STJ mantém processo contra advogado acusado de desviar R$ 21 milhões do TJMT

O Superior Tribunal de Justiça (STJ) negou o pedido do advogado João Gustavo Ricci Volpato para trancar a ação penal que tramita na 7ª Vara Criminal de Cuiabá. Ele é um dos acusados de integrar uma organização criminosa investigada na Operação Sepulcro Caiado, que apura supostas fraudes responsáveis por desviar cerca de R$ 21 milhões do Tribunal de Justiça de Mato Grosso (TJMT).

advogado: cenário e impactos

A decisão, proferida pela ministra Maria Marluce Caldas, foi datada de sexta-feira, dia 19, e sua publicação ocorreu nesta segunda-feira, dia 22. O advogado é apontado como líder de um esquema que teria desviado recursos da Justiça estadual, conforme as investigações.

A defesa de Volpato argumentou que a denúncia apresentada pelo Ministério Público (MP) seria prematura e fracionada. Segundo os advogados, a acusação não teria incluído todos os investigados de forma simultânea, o que, em tese, prejudicaria o pleno exercício da ampla defesa do réu. Foi sustentado ainda que as imputações de organização criminosa e peculato dependeriam de uma análise conjunta da participação de outros envolvidos no esquema, citando, inclusive, um servidor do TJMT que ainda é alvo de um procedimento investigatório sigiloso.

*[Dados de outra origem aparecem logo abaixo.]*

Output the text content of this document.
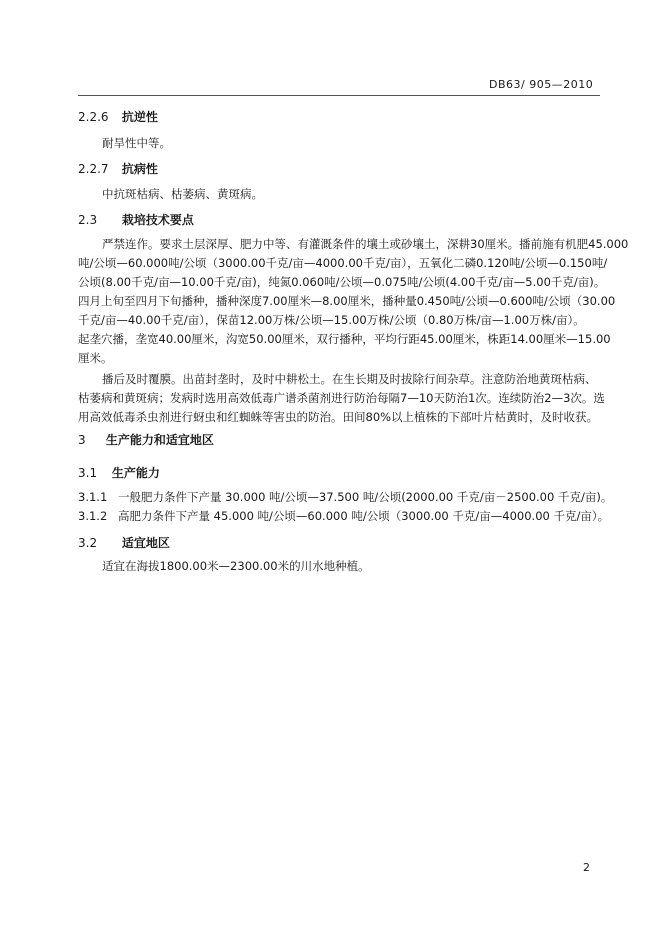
DB63/ 905—2010
2.2.6 抗逆性
耐旱性中等。
2.2.7 抗病性
中抗斑枯病、枯萎病、黄斑病。
2.3 栽培技术要点
严禁连作。要求土层深厚、肥力中等、有灌溉条件的壤土或砂壤土，深耕30厘米。播前施有机肥45.000
吨/公顷—60.000吨/公顷（3000.00千克/亩—4000.00千克/亩），五氧化二磷0.120吨/公顷—0.150吨/
公顷(8.00千克/亩—10.00千克/亩)，纯氮0.060吨/公顷—0.075吨/公顷(4.00千克/亩—5.00千克/亩)。
四月上旬至四月下旬播种，播种深度7.00厘米—8.00厘米，播种量0.450吨/公顷—0.600吨/公顷（30.00
千克/亩—40.00千克/亩），保苗12.00万株/公顷—15.00万株/公顷（0.80万株/亩—1.00万株/亩）。
起垄穴播，垄宽40.00厘米，沟宽50.00厘米，双行播种，平均行距45.00厘米，株距14.00厘米—15.00
厘米。
播后及时覆膜。出苗封垄时，及时中耕松土。在生长期及时拔除行间杂草。注意防治地黄斑枯病、
枯萎病和黄斑病；发病时选用高效低毒广谱杀菌剂进行防治每隔7—10天防治1次。连续防治2—3次。选
用高效低毒杀虫剂进行蚜虫和红蜘蛛等害虫的防治。田间80%以上植株的下部叶片枯黄时，及时收获。
3 生产能力和适宜地区
3.1 生产能力
3.1.1 一般肥力条件下产量 30.000 吨/公顷—37.500 吨/公顷(2000.00 千克/亩－2500.00 千克/亩)。
3.1.2 高肥力条件下产量 45.000 吨/公顷—60.000 吨/公顷（3000.00 千克/亩—4000.00 千克/亩）。
3.2 适宜地区
适宜在海拔1800.00米—2300.00米的川水地种植。
2
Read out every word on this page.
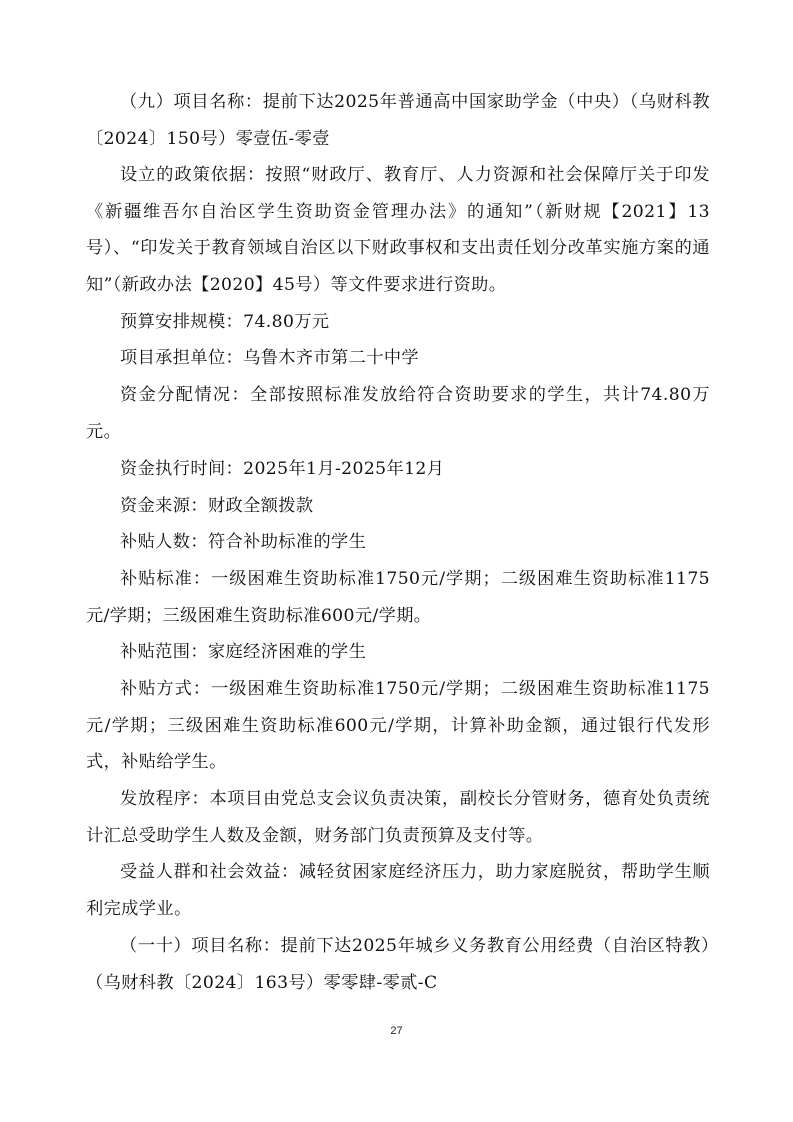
（九）项目名称：提前下达2025年普通高中国家助学金（中央）（乌财科教〔2024〕150号）零壹伍-零壹

设立的政策依据：按照“财政厅、教育厅、人力资源和社会保障厅关于印发《新疆维吾尔自治区学生资助资金管理办法》的通知”（新财规【2021】13号）、“印发关于教育领域自治区以下财政事权和支出责任划分改革实施方案的通知”（新政办法【2020】45号）等文件要求进行资助。

预算安排规模：74.80万元

项目承担单位：乌鲁木齐市第二十中学

资金分配情况：全部按照标准发放给符合资助要求的学生，共计74.80万元。

资金执行时间：2025年1月-2025年12月

资金来源：财政全额拨款

补贴人数：符合补助标准的学生

补贴标准：一级困难生资助标准1750元/学期；二级困难生资助标准1175元/学期；三级困难生资助标准600元/学期。

补贴范围：家庭经济困难的学生

补贴方式：一级困难生资助标准1750元/学期；二级困难生资助标准1175元/学期；三级困难生资助标准600元/学期，计算补助金额，通过银行代发形式，补贴给学生。

发放程序：本项目由党总支会议负责决策，副校长分管财务，德育处负责统计汇总受助学生人数及金额，财务部门负责预算及支付等。

受益人群和社会效益：减轻贫困家庭经济压力，助力家庭脱贫，帮助学生顺利完成学业。

（一十）项目名称：提前下达2025年城乡义务教育公用经费（自治区特教）（乌财科教〔2024〕163号）零零肆-零贰-C

27
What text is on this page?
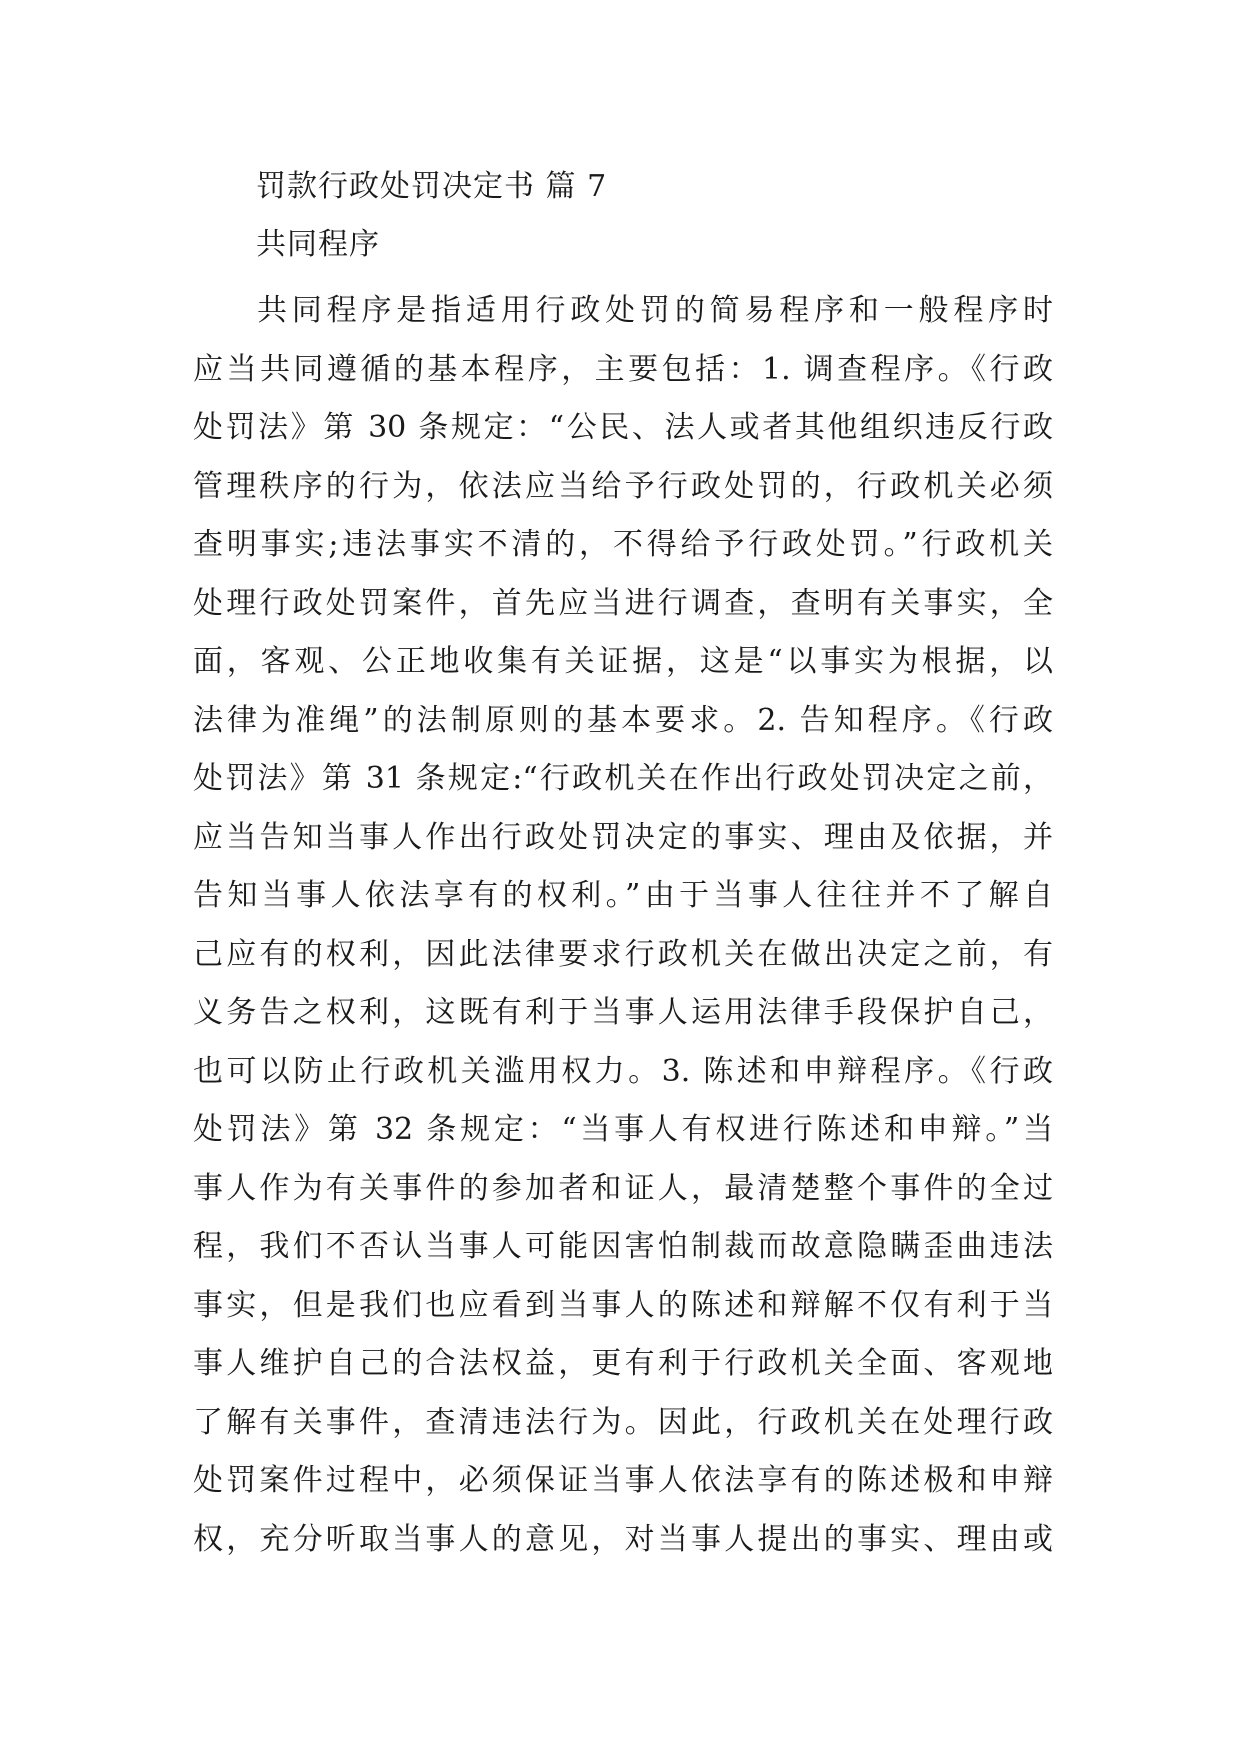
罚款行政处罚决定书 篇 7
共同程序
共同程序是指适用行政处罚的简易程序和一般程序时
应当共同遵循的基本程序，主要包括：1. 调查程序。《行政
处罚法》第 30 条规定：“公民、法人或者其他组织违反行政
管理秩序的行为，依法应当给予行政处罚的，行政机关必须
查明事实;违法事实不清的，不得给予行政处罚。”行政机关
处理行政处罚案件，首先应当进行调查，查明有关事实，全
面，客观、公正地收集有关证据，这是“以事实为根据，以
法律为准绳”的法制原则的基本要求。2. 告知程序。《行政
处罚法》第 31 条规定:“行政机关在作出行政处罚决定之前，
应当告知当事人作出行政处罚决定的事实、理由及依据，并
告知当事人依法享有的权利。”由于当事人往往并不了解自
己应有的权利，因此法律要求行政机关在做出决定之前，有
义务告之权利，这既有利于当事人运用法律手段保护自己，
也可以防止行政机关滥用权力。3. 陈述和申辩程序。《行政
处罚法》第 32 条规定：“当事人有权进行陈述和申辩。”当
事人作为有关事件的参加者和证人，最清楚整个事件的全过
程，我们不否认当事人可能因害怕制裁而故意隐瞒歪曲违法
事实，但是我们也应看到当事人的陈述和辩解不仅有利于当
事人维护自己的合法权益，更有利于行政机关全面、客观地
了解有关事件，查清违法行为。因此，行政机关在处理行政
处罚案件过程中，必须保证当事人依法享有的陈述极和申辩
权，充分听取当事人的意见，对当事人提出的事实、理由或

Contrariando os argumentos da defesa, o Superior Tribunal de Justiça destacou que a legislação processual penal permite ao Ministério Público oferecer denúncia contra os investigados para os quais já existem elementos probatórios suficientes. As apurações podem, e muitas vezes devem, prosseguir em relação aos demais suspeitos, sem que isso configure uma irregularidade que justifique o trancamento da ação penal.

A Corte Superior também analisou a denúncia e concluiu que ela atende a todos os requisitos legais exigidos. O documento descreve de forma clara os fatos atribuídos ao acusado, individualiza a conduta de João Gustavo Ricci Volpato e apresenta indícios mínimos de autoria e materialidade dos crimes. A decisão do STJ reforçou que a condição de funcionário público, essencial para a caracterização do crime de peculato, pode ser estendida e comunicada ao particular que participa ativamente da prática criminosa, conforme as disposições do Código Penal brasileiro.

A ministra Maria Marluce Caldas enfatizou que o trancamento de uma ação penal por meio de um habeas corpus é uma medida de caráter excepcionalíssimo. Tal providência só é cabível em situações muito específicas, como a evidente atipicidade da conduta, a ausência total de provas que sustentem a acusação ou a ocorrência de alguma causa de extinção da punibilidade. No caso em questão, nenhuma dessas situações foi verificada, levando à manutenção do processo contra o advogado.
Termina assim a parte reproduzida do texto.